Однако в нем же сказано: Счетная палата должна регулярно предоставлять сведения о своей деятельности средствам массовой информации…
Хороший закон. Умный. Но, собственно, у нас все законы такие. Нельзя, но надлежит. Можно — да не в этот раз.
Домой Кармаданов возвращался в добром расположении духа. День прошел, ничего не случилось. И гражданский долг свой выполнил, и с рук сошло — во всяком случае, пока; но газета-то уже вышла, и круги по воде пойдут, пойдут, не могут не пойти, а после драки кулаками не машут. И погода — хороша… Вот ведь как весна спохватилась и решила напомнить, что после нее — не сразу осень, а еще и на лето можно рассчитывать. Еще позавчера моросило и ни намека на листву, а теперь просто сердце радуется.
Кармаданову нравилось место, где он жил. Такой зеленый массив под боком — парк МГУ, не шутка, многие сюда специально с других концов города катаются — пройтись, полюбоваться, ощутить смутную гордость… В юности Кармаданов и сам обожал бродить по смотровой площадке. Вся Москва на ладони. Лечу это я, лечу… А уж как благоговейно он трепетал от вида титанических корпусов цитадели знаний да грандиозных каменных болванов с каменными же книжками… Теперь ему на эти очковтирательские красоты начхать, а вот что зелени много — это хорошо, это правильно. Было где малышку выгуливать. Есть где подышать на досуге. Даже если некогда тащиться на смотровую — все равно уже в пяти минутах от дома, только перейди перекресток, в одночасье ставший площадью имени Индиры Ганди — хотя ничего в обличье перекрестка не изменилось, перекресток и перекресток, только статую невинно убиенной премьерши вдруг взяли да воткнули, — и вот он тебе длинный, с красивым круглым прудом, сквер, заклиненный в узости между Мичуринским и улицей Дружбы, чуть ли не во всю длину занятой великой стеной китайского посольства.

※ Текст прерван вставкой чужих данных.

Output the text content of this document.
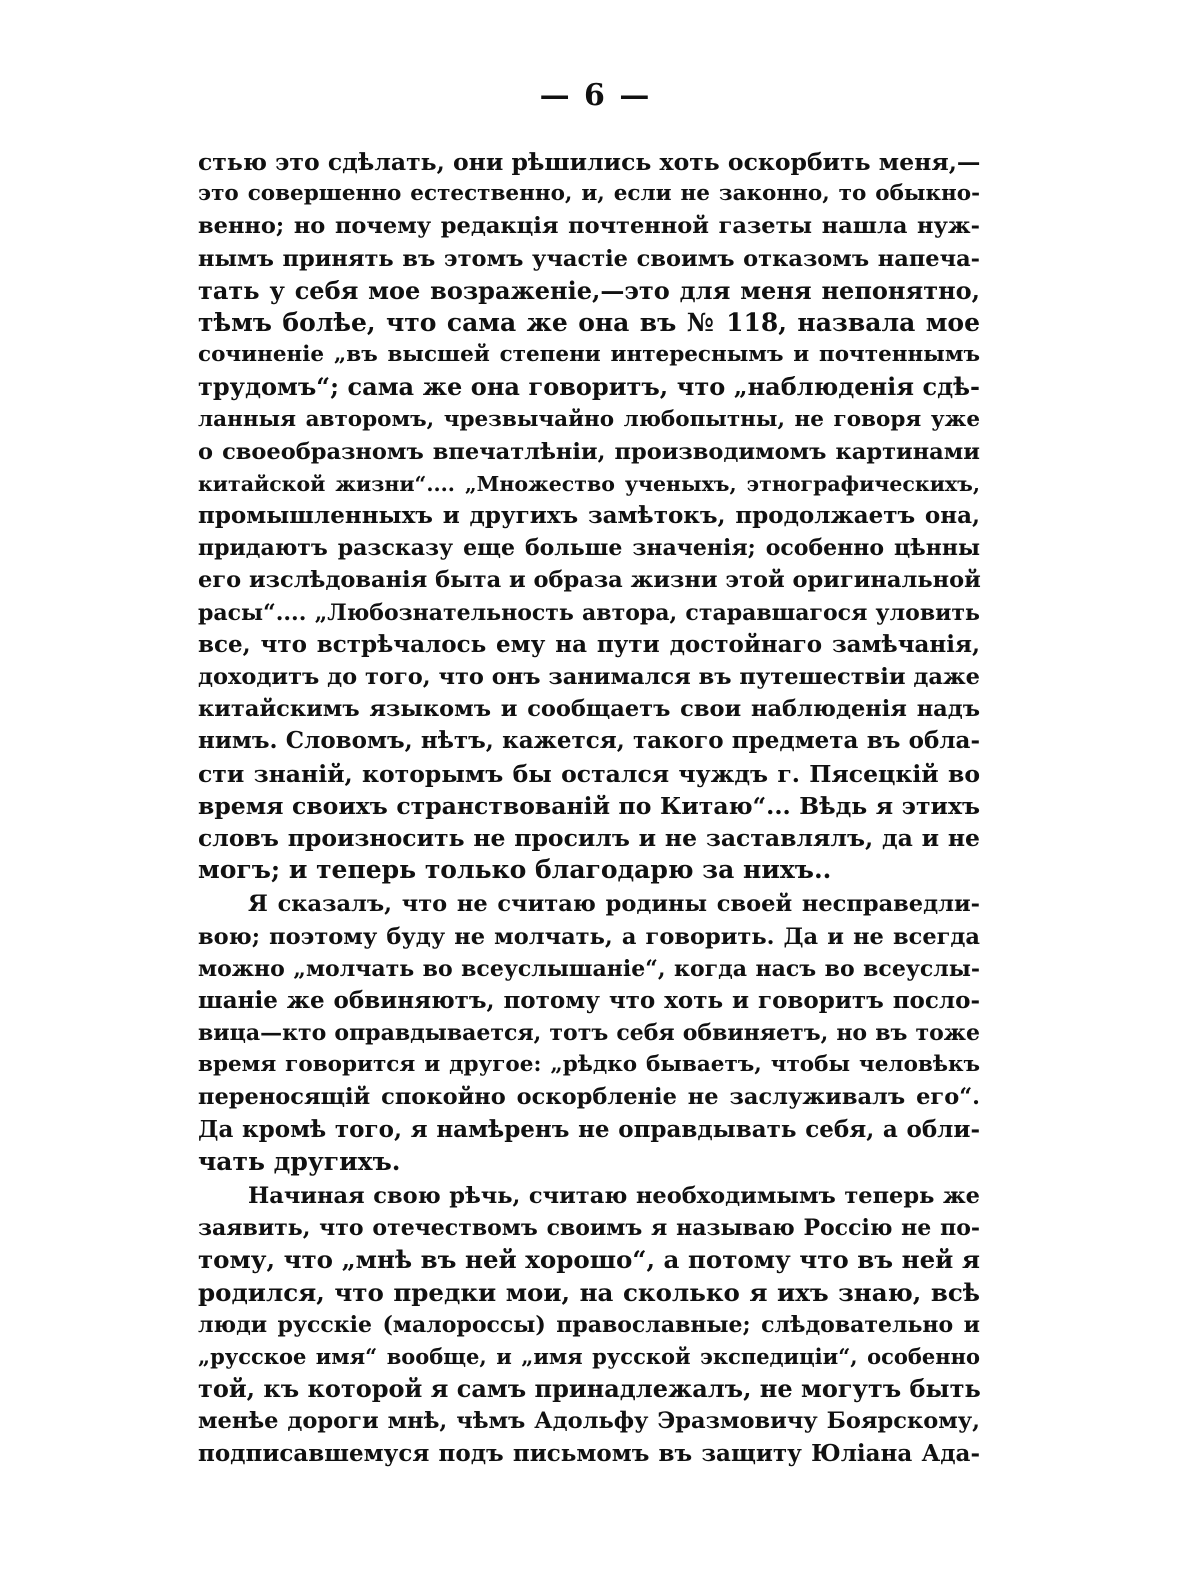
— 6 —
стью это сдѣлать, они рѣшились хоть оскорбить меня,—
это совершенно естественно, и, если не законно, то обыкно-
венно; но почему редакція почтенной газеты нашла нуж-
нымъ принять въ этомъ участіе своимъ отказомъ напеча-
тать у себя мое возраженіе,—это для меня непонятно,
тѣмъ болѣе, что сама же она въ № 118, назвала мое
сочиненіе „въ высшей степени интереснымъ и почтеннымъ
трудомъ“; сама же она говоритъ, что „наблюденія сдѣ-
ланныя авторомъ, чрезвычайно любопытны, не говоря уже
о своеобразномъ впечатлѣніи, производимомъ картинами
китайской жизни“.... „Множество ученыхъ, этнографическихъ,
промышленныхъ и другихъ замѣтокъ, продолжаетъ она,
придаютъ разсказу еще больше значенія; особенно цѣнны
его изслѣдованія быта и образа жизни этой оригинальной
расы“.... „Любознательность автора, старавшагося уловить
все, что встрѣчалось ему на пути достойнаго замѣчанія,
доходитъ до того, что онъ занимался въ путешествіи даже
китайскимъ языкомъ и сообщаетъ свои наблюденія надъ
нимъ. Словомъ, нѣтъ, кажется, такого предмета въ обла-
сти знаній, которымъ бы остался чуждъ г. Пясецкій во
время своихъ странствованій по Китаю“... Вѣдь я этихъ
словъ произносить не просилъ и не заставлялъ, да и не
могъ; и теперь только благодарю за нихъ..
Я сказалъ, что не считаю родины своей несправедли-
вою; поэтому буду не молчать, а говорить. Да и не всегда
можно „молчать во всеуслышаніе“, когда насъ во всеуслы-
шаніе же обвиняютъ, потому что хоть и говоритъ посло-
вица—кто оправдывается, тотъ себя обвиняетъ, но въ тоже
время говорится и другое: „рѣдко бываетъ, чтобы человѣкъ
переносящій спокойно оскорбленіе не заслуживалъ его“.
Да кромѣ того, я намѣренъ не оправдывать себя, а обли-
чать другихъ.
Начиная свою рѣчь, считаю необходимымъ теперь же
заявить, что отечествомъ своимъ я называю Россію не по-
тому, что „мнѣ въ ней хорошо“, а потому что въ ней я
родился, что предки мои, на сколько я ихъ знаю, всѣ
люди русскіе (малороссы) православные; слѣдовательно и
„русское имя“ вообще, и „имя русской экспедиціи“, особенно
той, къ которой я самъ принадлежалъ, не могутъ быть
менѣе дороги мнѣ, чѣмъ Адольфу Эразмовичу Боярскому,
подписавшемуся подъ письмомъ въ защиту Юліана Ада-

Когда Серафима была еще совсем малая, в коляске гуляла, именно здесь Кармаданов ее напитывал кислородом. В ту пору почище было, и скамейки не так утопали в окурках, объедках и пластиковых пустых бутылках…
А сколько было в мае-июне одуванчиков! Будто густое, крупитчатое солнце заливало поляны…
Жена сидела, чуть сутулясь, над очередными тестами своих — отнюдь не каменных — болванов; манежила она их, как Суворов солдатиков. Явно пришла недавно. Но каким-то чудом в квартире уже пахло мясным и вкусным; Кармаданов, и не заходя на кухню, сразу понял: ужин ждет. Каким манером жена все успевала — загадка.
— Шалом, Руфик, — сказал Кармаданов и поцеловал жену в склоненный над ученическими каракулями затылок. — Эрев тов.
Она повернулась к Кармаданову, недовольно оттопырив нижнюю губу. Поглядела на него поверх очков.
— Слушай, сколько ты еще будешь меня доставать своим пиджин-ивритом? — вместо «здрасьте» брезгливо осведомилась она, но глаза ее смеялись. — Гляди, на пиджин-русском заговорю.
— С тех пог, как твоя тетя Гоза пгигласила нас погостить у себя в Нетании, я тгенигуюсь, — сказал Кармаданов, расстегивая пуговицы рубашки. — Вдгуг ты туда и на вовсе гешишь пегебгаться?
— Вот только гиюра мне не хватало, — мрачно ответила Руфь и снова повернулась к кипе листков.
И неожиданно подумала: а может, муж и не просто шутит. Может, эта мысль беспокоит его всерьез? Руфь Кармаданова продолжала смотреть в бумагу, но уже не видела ни единой буквы.